How can investors hedge their risks? Should I choose VIX call options or S&P 500 put options?

Zhitongcaijing · 11/25/2024 12:49

In terms of hedging, should investors choose VIX call options or S&P 500 put options? As the peak of the Chicago Board Options Exchange Volatility Index became more and more brief, this issue became central.

The Zhitong Finance App notes that last week, the VIX index rose more than 2.3 points twice intraday due to heightened concerns about the escalating conflict between Russia and Ukraine. The VIX Index was up less than 1 point by the close.

image.png

More dramatically, during the August 5 volatility shock, stock market volatility indicators were expected to hit record highs, but almost all gains were spilled back in a week. Futures rose far less than expected in recent months on that day.

As the market increasingly sees bad news as an abnormal tail risk, investors are beginning to doubt the real effect of volatility hedging — or their actual value, because monetizing any volatility today requires a very quick return on profits. So-called volatility is usually very high under market pressure, which means that a spike in volatility could quickly turn into a crash — and recently proved difficult to profit from.

Jeremy Wien, managing partner of the stock index volatility fund at Moo Point Capital Management, said: “It is extremely difficult to monetize VIX call options. That being said, VIX's gains are likely to be faster and more drastic than the stock market's decline, so in some cases, VIX call options can be a very useful hedging tool.”

Wien added that VIX call options may be better suited to guard against geopolitical events, while S&P 500 put options may be better suited to hedge against weak economic data, disappointing earnings, or falling stocks linked to artificial intelligence.

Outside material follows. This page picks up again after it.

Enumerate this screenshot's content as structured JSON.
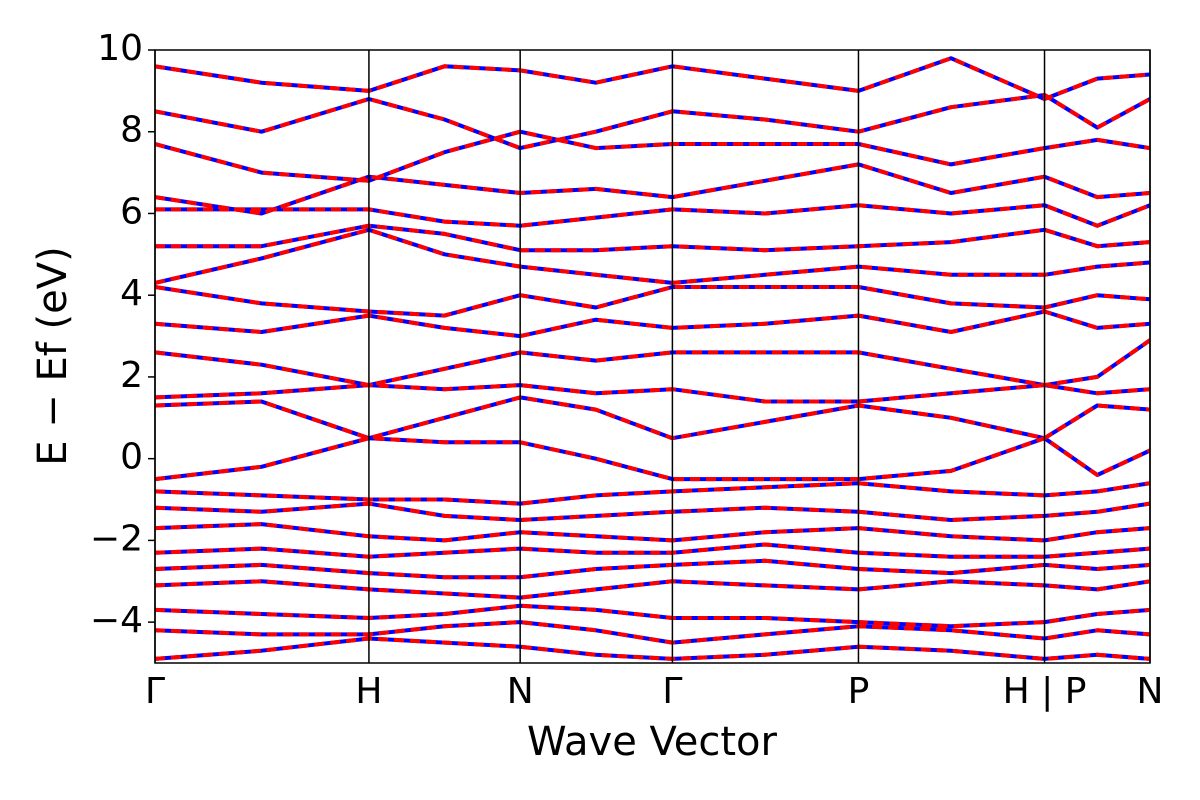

In a recent research report, Bank of America strategists, including Matthew Welty, said hedgers who want to choose VIX call options or S&P 500 put options need to consider how responsive the volatility index is, because a sharp fall in the stock market does not necessarily cause a surge in volatility. Bank of America pointed out that the VIX options market has accumulated significant imbalances in 2023 and 2024. This imbalance may not have been completely eliminated, and it may be difficult for traders to hedge during market pressure events, leading to a rise in VIX futures.

image.png

On August 5, given the speed of the market crash and the subsequent volatile sell-off, VIX call option holders may have trouble hedging out. A report published by the Bank for International Settlements soon emphasized that before the normal trading session, the spread of S&P 500 put options widened dramatically, leading to an increase in VIX spot prices. Since the VIX spot price is calculated based on the midpoint of the bid price, this price level is likely to rise even without S&P 500 options trading.

Anne Van Kuijk, head of Optiver's Amsterdam S&P 500 Index and VIX Options department, pointed out that in a state of panic, VIX's bullish options were much more convex than S&P 500 put options. Meanwhile, capital inflows into leveraged shorting VIX exchange-traded funds reduced the cost of VIX call options.

Jitesh Kumar, derivatives strategist at Société Générale, said that VIX and S&P 500 products have different uses. When investors buy S&P 500 put options, they buy options that bet on the index level, and when they buy VIX call options, they can remain sensitive regardless of the index level — as long as the volatility doesn't decrease. He added that many market participants also hold VIX tail risk hedging products for regulatory purposes, which is “very beneficial” to them.

Kumar concluded, “Investors need to choose hedging based on a spot/volatility perspective.”